First Grade Bubbles with Excitement over Volcanos

It was an eruption of laughter, cheers and fun from first-grade volcano scientists in Ms. Clark’s class at Matthew Paterson Elementary School.

The excitement was bubbling throughout a recent lesson on rocks and volcanoes, during which students created and painted a paper mâché volcano in the classroom. The end goal: to make it erupt!

Class photo in front of the erupted paper mache volcano

Before the eruption proceedings began, the students reviewed their knowledge of different types of rocks: igneous, sedimentary and metamorphic.

Igneous rocks are formed “when a volcano erupts,” said Layla E.

Sedimentary rocks are formed “when all of the minerals in the water squish together and turn into a rock,” said Hunter B.

Metamorphic rocks are created through extremely elevated temperatures and pressure. There was no pressure on our students – they excelled in the lesson review!

When the time came for the eruptions to begin, the students gathered around the classroom table for prime viewing. To the students’ delight, there was enough baking soda and vinegar for not one, not two, but three eruption attempts that day. Each student got a turn to either hold the funnel or pour baking soda into the volcano, while the key ingredient – vinegar – was left for Ms. Clark to add.

After two fun eruptions, the last attempt of the day ended up being the most surprising of all. After several seconds of no activity, which left the students puzzled, the volcano erupted all over Ms.
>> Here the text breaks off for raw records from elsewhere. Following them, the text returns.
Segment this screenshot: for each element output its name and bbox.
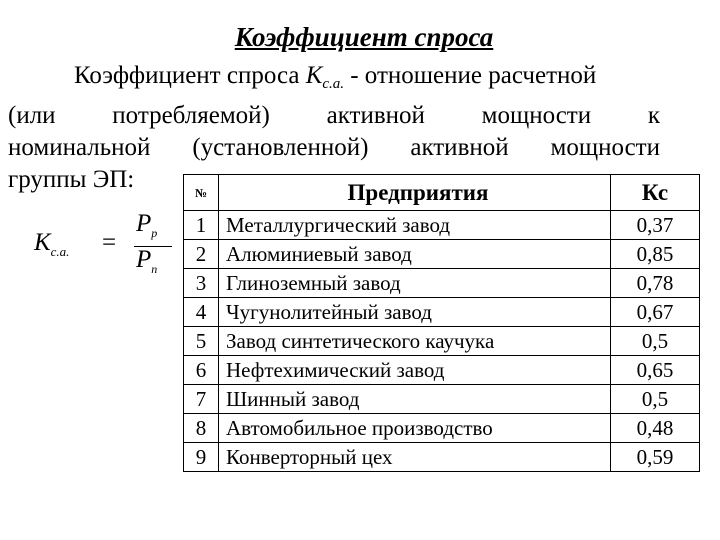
formula-lhs <box>34 229 69 260</box>
row-number: 1 <box>184 211 219 240</box>
formula-denominator-subscript: п <box>151 262 158 276</box>
row-kc-value: 0,5 <box>611 385 700 414</box>
row-enterprise: Глиноземный завод <box>219 269 611 298</box>
paragraph-line-3: номинальной (установленной) активной мощности <box>8 134 660 161</box>
row-enterprise: Завод синтетического каучука <box>219 327 611 356</box>
table-row <box>184 211 700 240</box>
formula-numerator-subscript: р <box>151 226 158 240</box>
row-enterprise: Нефтехимический завод <box>219 356 611 385</box>
row-number: 7 <box>184 385 219 414</box>
row-enterprise: Шинный завод <box>219 385 611 414</box>
row-number: 3 <box>184 269 219 298</box>
header-number: № <box>184 175 219 211</box>
enterprise-coefficient-table <box>183 174 700 472</box>
formula-numerator-letter: P <box>136 210 152 237</box>
formula-lhs-subscript: с.а. <box>50 244 70 259</box>
row-kc-value: 0,59 <box>611 443 700 472</box>
row-enterprise: Автомобильное производство <box>219 414 611 443</box>
row-enterprise: Конверторный цех <box>219 443 611 472</box>
demand-coefficient-formula <box>30 212 160 280</box>
row-kc-value: 0,67 <box>611 298 700 327</box>
paragraph-line-1 <box>8 60 660 100</box>
table-row <box>184 443 700 472</box>
table-row <box>184 385 700 414</box>
paragraph-line-1-start: Коэффициент спроса <box>74 62 306 89</box>
table-row <box>184 269 700 298</box>
table-header-row <box>184 175 700 211</box>
row-kc-value: 0,5 <box>611 327 700 356</box>
table-row <box>184 298 700 327</box>
row-kc-value: 0,37 <box>611 211 700 240</box>
row-number: 2 <box>184 240 219 269</box>
row-number: 5 <box>184 327 219 356</box>
paragraph-line-1-end: - отношение расчетной <box>343 62 597 89</box>
k-letter: К <box>305 62 323 89</box>
row-enterprise: Алюминиевый завод <box>219 240 611 269</box>
row-enterprise: Чугунолитейный завод <box>219 298 611 327</box>
header-kc: Кс <box>611 175 700 211</box>
slide-title: Коэффициент спроса <box>234 22 494 52</box>
row-number: 8 <box>184 414 219 443</box>
paragraph-line-2: (или потребляемой) активной мощности к <box>8 102 660 129</box>
row-kc-value: 0,65 <box>611 356 700 385</box>
formula-fraction <box>134 212 172 280</box>
formula-numerator <box>136 210 157 241</box>
row-kc-value: 0,48 <box>611 414 700 443</box>
row-enterprise: Металлургический завод <box>219 211 611 240</box>
table-row <box>184 240 700 269</box>
row-kc-value: 0,78 <box>611 269 700 298</box>
table-row <box>184 327 700 356</box>
paragraph-line-4: группы ЭП: <box>8 166 135 193</box>
row-number: 4 <box>184 298 219 327</box>
table-row <box>184 414 700 443</box>
formula-lhs-letter: К <box>34 229 51 256</box>
row-number: 6 <box>184 356 219 385</box>
k-subscript: с.а. <box>322 76 344 92</box>
table-body <box>184 211 700 472</box>
k-symbol <box>305 62 344 92</box>
row-kc-value: 0,85 <box>611 240 700 269</box>
table-row <box>184 356 700 385</box>
header-enterprise: Предприятия <box>219 175 611 211</box>
row-number: 9 <box>184 443 219 472</box>
formula-denominator <box>136 246 157 277</box>
formula-denominator-letter: P <box>136 246 152 273</box>
formula-equals: = <box>102 229 117 256</box>
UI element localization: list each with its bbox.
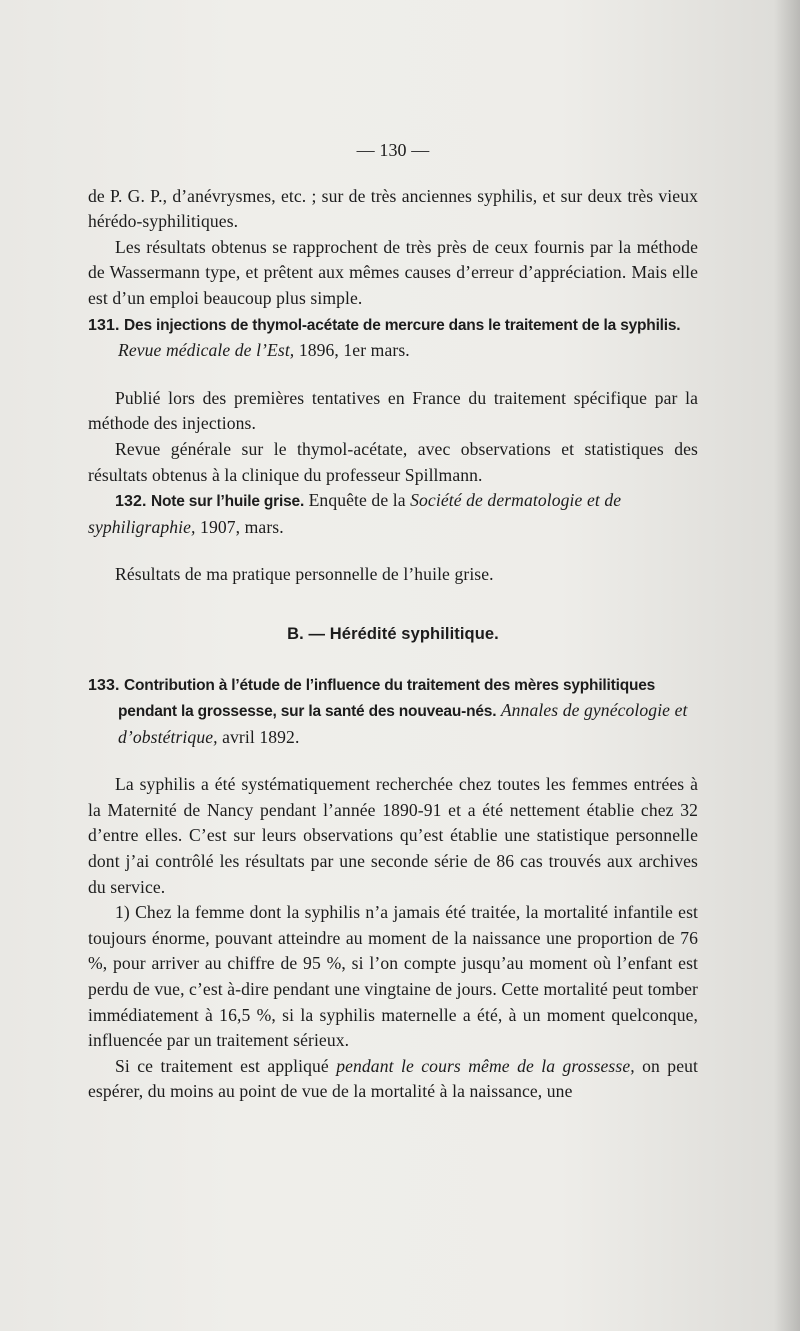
paragraph-133-2: 1) Chez la femme dont la syphilis n’a jamais été traitée, la mortalité infantile est toujours énorme, pouvant atteindre au moment de la naissance une proportion de 76 %, pour arriver au chiffre de 95 %, si l’on compte jusqu’au moment où l’enfant est perdu de vue, c’est à-dire pendant une vingtaine de jours. Cette mortalité peut tomber immédiatement à 16,5 %, si la syphilis maternelle a été, à un moment quelconque, influencée par un traitement sérieux. xyxy=(88,902,698,1051)
entry-number: 131. xyxy=(88,316,120,334)
text-run: Si ce traitement est appliqué xyxy=(115,1055,329,1076)
text-run: on peut espérer, du moins au point de vue de la mortalité à la naissance, une xyxy=(88,1055,698,1102)
entry-title: Des injections de thymol-acétate de mercure dans le traitement de la syphilis. xyxy=(124,316,681,334)
entry-title: Note sur l’huile grise. xyxy=(151,493,305,511)
entry-date: avril 1892. xyxy=(222,726,300,747)
page-edge-shadow xyxy=(774,0,800,1331)
paragraph-131-2: Revue générale sur le thymol-acétate, avec observations et statistiques des résultats obtenus à la clinique du professeur Spillmann. xyxy=(88,438,698,485)
paragraph-132-1: Résultats de ma pratique personnelle de l’huile grise. xyxy=(115,564,494,585)
entry-text: Enquête de la xyxy=(308,490,406,511)
paragraph-133-3 xyxy=(88,1054,698,1105)
section-heading: B. — Hérédité syphilitique. xyxy=(287,624,499,643)
bibliography-entry-133 xyxy=(88,672,698,751)
entry-date: 1896, 1er mars. xyxy=(298,340,410,361)
entry-journal: Revue médicale de l’Est, xyxy=(118,340,295,361)
italic-text-run: pendant le cours même de la grossesse, xyxy=(336,1055,635,1076)
entry-journal: Annales de gynécologie et d’obstétrique, xyxy=(118,700,688,747)
entry-number: 132. xyxy=(115,493,147,511)
bibliography-entry-132 xyxy=(88,488,698,540)
entry-title: Contribution à l’étude de l’influence du traitement des mères syphilitiques pendant la grossesse, sur la santé des nouveau-nés. xyxy=(118,676,656,721)
entry-journal: Société de dermatologie et de syphiligraphie, xyxy=(88,490,622,537)
page-number: — 130 — xyxy=(356,140,430,160)
bibliography-entry-131 xyxy=(88,312,698,364)
intro-paragraph-2: Les résultats obtenus se rapprochent de très près de ceux fournis par la méthode de Wassermann type, et prêtent aux mêmes causes d’erreur d’appréciation. Mais elle est d’un emploi beaucoup plus simple. xyxy=(88,236,698,308)
page-content xyxy=(88,138,698,1105)
paragraph-131-1: Publié lors des premières tentatives en France du traitement spécifique par la méthode des injections. xyxy=(88,387,698,434)
entry-number: 133. xyxy=(88,676,120,694)
intro-paragraph-1: de P. G. P., d’anévrysmes, etc. ; sur de très anciennes syphilis, et sur deux très vieux hérédo-syphilitiques. xyxy=(88,185,698,232)
paragraph-133-1: La syphilis a été systématiquement recherchée chez toutes les femmes entrées à la Maternité de Nancy pendant l’année 1890-91 et a été nettement établie chez 32 d’entre elles. C’est sur leurs observations qu’est établie une statistique personnelle dont j’ai contrôlé les résultats par une seconde série de 86 cas trouvés aux archives du service. xyxy=(88,774,698,897)
entry-date: 1907, mars. xyxy=(200,516,284,537)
Clark’s arm.

“The last one looked like the smoothest one,” said Hunter B. “It looked like one of those water things that squirts very high... a geyser, I think it is called.”

“I liked the third eruption because it went all down the volcano to the ground and made it like a bubble bath,” said Tahj V.

"It was funny when Jacob said it’s not doing anything, and then it actually did,” said Emily P. “The last one was so surprising, and it almost touched my nose!”

As part of their lesson, the students are practicing their non-fiction writing skills by creating “how to” guides for building a volcano. The guides are complete instructions with an ingredient list for anyone interested in also becoming a volcano scientist.